Cooper Stevedoring Co. v. Fritz Kopke, Inc.
Headline: Court allows shipowners to get contribution from a stevedore after a noncollision shipboard injury, making it easier to split damages when a cargo handler is not protected by harbor workers’ law.
Holding: The Court held that a vessel may obtain contribution from a non-immune stevedore because the injured longshoreman could have sued the stevedore directly, so the admiralty rule allowing contribution applies in this noncollision case.
- Allows shipowners to seek contribution from non-immune stevedores.
- Makes cargo handlers potentially share damages when negligent.

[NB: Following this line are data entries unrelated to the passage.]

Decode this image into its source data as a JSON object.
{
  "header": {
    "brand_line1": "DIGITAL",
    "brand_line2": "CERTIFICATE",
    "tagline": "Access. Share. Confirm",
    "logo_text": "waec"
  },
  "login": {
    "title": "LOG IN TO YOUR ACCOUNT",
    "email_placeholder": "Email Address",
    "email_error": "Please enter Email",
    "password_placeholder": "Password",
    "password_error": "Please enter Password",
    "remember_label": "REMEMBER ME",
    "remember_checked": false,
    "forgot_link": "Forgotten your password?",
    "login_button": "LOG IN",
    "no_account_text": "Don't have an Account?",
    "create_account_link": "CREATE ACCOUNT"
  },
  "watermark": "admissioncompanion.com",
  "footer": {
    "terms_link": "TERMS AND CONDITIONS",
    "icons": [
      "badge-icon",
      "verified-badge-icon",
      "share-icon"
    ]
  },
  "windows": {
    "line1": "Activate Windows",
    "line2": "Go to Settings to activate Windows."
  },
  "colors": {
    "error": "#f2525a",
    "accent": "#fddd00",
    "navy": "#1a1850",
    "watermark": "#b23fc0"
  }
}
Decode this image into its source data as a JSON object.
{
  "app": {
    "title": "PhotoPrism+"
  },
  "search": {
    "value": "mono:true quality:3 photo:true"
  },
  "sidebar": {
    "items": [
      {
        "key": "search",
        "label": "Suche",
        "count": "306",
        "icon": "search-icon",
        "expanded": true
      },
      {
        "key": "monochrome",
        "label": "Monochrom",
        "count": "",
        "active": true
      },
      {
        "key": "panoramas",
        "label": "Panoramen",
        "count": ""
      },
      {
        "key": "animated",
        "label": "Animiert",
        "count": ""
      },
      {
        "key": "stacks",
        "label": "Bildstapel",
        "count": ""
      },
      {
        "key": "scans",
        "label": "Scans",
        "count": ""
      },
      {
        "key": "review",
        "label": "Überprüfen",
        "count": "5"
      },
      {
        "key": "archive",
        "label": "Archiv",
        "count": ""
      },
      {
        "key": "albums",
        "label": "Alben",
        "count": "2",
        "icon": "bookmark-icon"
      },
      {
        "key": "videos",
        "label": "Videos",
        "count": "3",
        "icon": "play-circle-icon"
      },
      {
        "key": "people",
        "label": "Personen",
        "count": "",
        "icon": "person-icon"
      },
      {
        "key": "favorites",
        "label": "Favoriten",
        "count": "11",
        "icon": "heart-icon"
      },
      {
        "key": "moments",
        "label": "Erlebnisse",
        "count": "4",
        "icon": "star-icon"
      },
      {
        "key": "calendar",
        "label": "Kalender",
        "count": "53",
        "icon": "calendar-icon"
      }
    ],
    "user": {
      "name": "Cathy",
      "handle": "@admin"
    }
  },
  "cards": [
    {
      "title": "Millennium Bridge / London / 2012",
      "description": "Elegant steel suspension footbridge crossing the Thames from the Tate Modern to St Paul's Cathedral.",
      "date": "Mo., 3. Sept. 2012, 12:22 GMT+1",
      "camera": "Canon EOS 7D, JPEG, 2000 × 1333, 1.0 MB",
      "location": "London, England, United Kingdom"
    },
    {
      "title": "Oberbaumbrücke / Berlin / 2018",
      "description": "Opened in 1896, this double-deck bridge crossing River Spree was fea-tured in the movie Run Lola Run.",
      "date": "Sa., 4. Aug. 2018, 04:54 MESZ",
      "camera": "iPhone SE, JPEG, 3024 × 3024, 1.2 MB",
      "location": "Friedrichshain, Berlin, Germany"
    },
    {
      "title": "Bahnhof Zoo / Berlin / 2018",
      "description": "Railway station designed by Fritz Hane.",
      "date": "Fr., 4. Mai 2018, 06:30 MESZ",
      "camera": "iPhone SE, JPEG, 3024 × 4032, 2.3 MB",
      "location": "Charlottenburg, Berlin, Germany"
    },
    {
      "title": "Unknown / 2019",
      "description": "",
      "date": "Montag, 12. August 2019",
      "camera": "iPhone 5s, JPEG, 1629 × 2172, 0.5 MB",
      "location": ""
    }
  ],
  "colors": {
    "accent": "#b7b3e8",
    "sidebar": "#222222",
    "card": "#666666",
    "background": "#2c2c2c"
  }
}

- Changes indemnity and insurance strategies among carriers and stevedores.
Summary
Background
A ship owned by Fritz Kopke, Inc. and operated under time charter by Alcoa Steamship Co. was loaded with palletized crates at Mobile by Cooper Stevedoring. During later loading in Houston, longshoremen employed by Mid-Gulf stepped and worked on top of Cooper’s crates. One worker, Troy Sessions, stepped into a hidden gap and badly injured his back. Sessions sued the vessel owners; the vessel then sued Cooper and Mid-Gulf for contribution or indemnity. Mid-Gulf later agreed to indemnify the vessel and was dismissed. The District Court found the vessel and Cooper both negligent or unseaworthy and split liability equally, awarding contribution to the vessel from Cooper.
Reasoning
The key question was whether maritime law allows one wrongdoer to seek contribution from another in a noncollision injury case. The Court explained that admiralty has a long tradition of dividing damages among joint tortfeasors and that its earlier Halcyon decision barred contribution only in cases where the potential contributor was protected by the Longshoremen’s and Harbor Workers’ Compensation Act. Because Cooper was not the injured worker’s employer and therefore not shielded by that law, the Court held the usual admiralty rule permitting contribution applied.
Real world impact
The decision means shipowners can seek contribution from stevedores and other non-immune cargo handlers when both are at fault for a shipboard injury. It affects settlement, defense, and indemnity strategies among carriers, stevedores, and insurers. The Court did not decide whether damages should be split equally or apportioned by degree of fault.
Dissents or concurrances
Not included except that Justice Stewart took no part in the decision.